Por que um pai e uma mãe decidem expor publicamente, em uma emissora de TV, para milhões de pessoas, o que deveria ser a privacidade de uma dor irreparável? Por que os pais da garota Yumi aceitaram participar do circo mórbido da mídia?

Nem é o caso de insistir no quanto os veículos de comunicação são capazes de ultrapassar os limites da dignidade humana. Por audiência, são capazes de exibir qualquer tragédia à exaustão.  Esse canibalismo todos conhecemos.

Mas esse espetáculo muitas vezes repugnante não se faz sem voluntários. Por algum motivo insondável, existem pessoas que desfilam espontaneamente nessa passarela de horrores.

Que o repórter Tino Marcos fez seu trabalho não se discute. Perguntou, concordaram, ok. Disseram na abertura da entrevista que são amigos há anos.

Não é coisa que se peça, entrar de luto no horário nobre. Se fosse amigo mesmo, teria deixado os dois em paz. Seria esperar demais de um jornalista?

Mas ele é pago pra isso, não usou câmera oculta, não manipulou ninguém. Os pais da Yumi foram parar no Jornal Nacional porque quiseram.

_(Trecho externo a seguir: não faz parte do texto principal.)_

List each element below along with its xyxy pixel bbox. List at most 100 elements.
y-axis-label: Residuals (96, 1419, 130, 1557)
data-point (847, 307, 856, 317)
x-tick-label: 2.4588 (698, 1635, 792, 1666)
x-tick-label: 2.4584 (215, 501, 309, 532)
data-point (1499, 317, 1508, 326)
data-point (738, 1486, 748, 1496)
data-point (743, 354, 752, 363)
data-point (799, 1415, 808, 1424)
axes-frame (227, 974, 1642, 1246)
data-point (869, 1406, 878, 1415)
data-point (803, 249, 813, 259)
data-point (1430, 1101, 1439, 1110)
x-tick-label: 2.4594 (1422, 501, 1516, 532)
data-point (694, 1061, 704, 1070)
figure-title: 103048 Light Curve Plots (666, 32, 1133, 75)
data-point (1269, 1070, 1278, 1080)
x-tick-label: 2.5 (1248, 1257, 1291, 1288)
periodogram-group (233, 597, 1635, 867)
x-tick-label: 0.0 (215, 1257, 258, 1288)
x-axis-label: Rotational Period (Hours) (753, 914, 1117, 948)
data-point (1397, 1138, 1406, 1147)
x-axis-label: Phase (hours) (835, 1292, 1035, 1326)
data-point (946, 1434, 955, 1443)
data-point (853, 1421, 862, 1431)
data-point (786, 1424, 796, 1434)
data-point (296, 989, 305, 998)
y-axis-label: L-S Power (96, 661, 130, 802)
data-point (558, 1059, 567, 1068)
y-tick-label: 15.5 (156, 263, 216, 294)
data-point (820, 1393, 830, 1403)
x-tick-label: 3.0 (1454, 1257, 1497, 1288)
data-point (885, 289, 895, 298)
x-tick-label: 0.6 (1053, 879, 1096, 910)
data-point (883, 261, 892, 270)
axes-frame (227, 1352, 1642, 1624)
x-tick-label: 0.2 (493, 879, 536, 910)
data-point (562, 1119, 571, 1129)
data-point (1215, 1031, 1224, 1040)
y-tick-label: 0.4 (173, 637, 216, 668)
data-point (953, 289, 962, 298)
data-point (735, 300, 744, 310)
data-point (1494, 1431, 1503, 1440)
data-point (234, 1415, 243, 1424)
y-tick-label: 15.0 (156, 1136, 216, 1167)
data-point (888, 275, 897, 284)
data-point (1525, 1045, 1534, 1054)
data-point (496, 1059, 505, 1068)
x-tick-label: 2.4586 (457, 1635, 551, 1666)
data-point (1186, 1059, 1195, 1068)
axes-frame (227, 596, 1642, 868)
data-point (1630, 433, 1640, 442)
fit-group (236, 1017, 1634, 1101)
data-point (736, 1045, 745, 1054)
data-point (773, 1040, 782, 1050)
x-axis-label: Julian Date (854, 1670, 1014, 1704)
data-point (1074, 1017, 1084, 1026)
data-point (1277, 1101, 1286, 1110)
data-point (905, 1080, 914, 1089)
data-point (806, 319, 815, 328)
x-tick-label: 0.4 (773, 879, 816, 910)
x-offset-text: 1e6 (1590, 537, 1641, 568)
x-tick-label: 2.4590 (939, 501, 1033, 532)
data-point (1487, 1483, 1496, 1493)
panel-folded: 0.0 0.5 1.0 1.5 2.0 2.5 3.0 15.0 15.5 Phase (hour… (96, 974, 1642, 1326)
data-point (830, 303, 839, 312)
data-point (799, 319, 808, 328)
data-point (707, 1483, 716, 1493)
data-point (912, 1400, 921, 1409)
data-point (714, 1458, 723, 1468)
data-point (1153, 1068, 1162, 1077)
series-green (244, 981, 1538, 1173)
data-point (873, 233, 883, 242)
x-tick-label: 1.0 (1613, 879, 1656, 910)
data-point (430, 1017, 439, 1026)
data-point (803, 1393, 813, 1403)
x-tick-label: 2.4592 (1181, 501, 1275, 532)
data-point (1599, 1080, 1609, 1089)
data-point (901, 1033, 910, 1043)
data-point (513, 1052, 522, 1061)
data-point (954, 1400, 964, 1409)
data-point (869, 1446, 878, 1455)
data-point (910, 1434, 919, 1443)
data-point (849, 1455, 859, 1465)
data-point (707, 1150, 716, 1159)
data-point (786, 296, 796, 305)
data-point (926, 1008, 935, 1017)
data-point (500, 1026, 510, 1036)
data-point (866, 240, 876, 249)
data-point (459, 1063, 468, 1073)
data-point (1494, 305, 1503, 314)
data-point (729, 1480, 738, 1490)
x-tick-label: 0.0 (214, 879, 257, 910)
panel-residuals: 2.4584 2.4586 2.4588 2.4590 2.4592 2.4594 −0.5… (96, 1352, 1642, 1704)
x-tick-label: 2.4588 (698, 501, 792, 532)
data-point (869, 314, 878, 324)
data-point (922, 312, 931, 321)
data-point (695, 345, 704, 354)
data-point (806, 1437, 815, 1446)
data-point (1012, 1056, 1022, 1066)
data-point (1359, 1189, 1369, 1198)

Para que? Alguém me ajude a entender. Se ao menos fossem verter lágrimas para saciar os melodramáticos. Se tivessem alguma súplica a fazer, pedissem solidariedade, orações, prantos. Mas não. Contentaram-se com um discurso piegas e surpreendentemente frio.

Quando até mesmo o luto se torna um espetáculo inútil é porque a sociedade está seriamente doente. Uma avalanche, uma epidemia se aproxima. Essa miséria ainda vai desabar sobre nós.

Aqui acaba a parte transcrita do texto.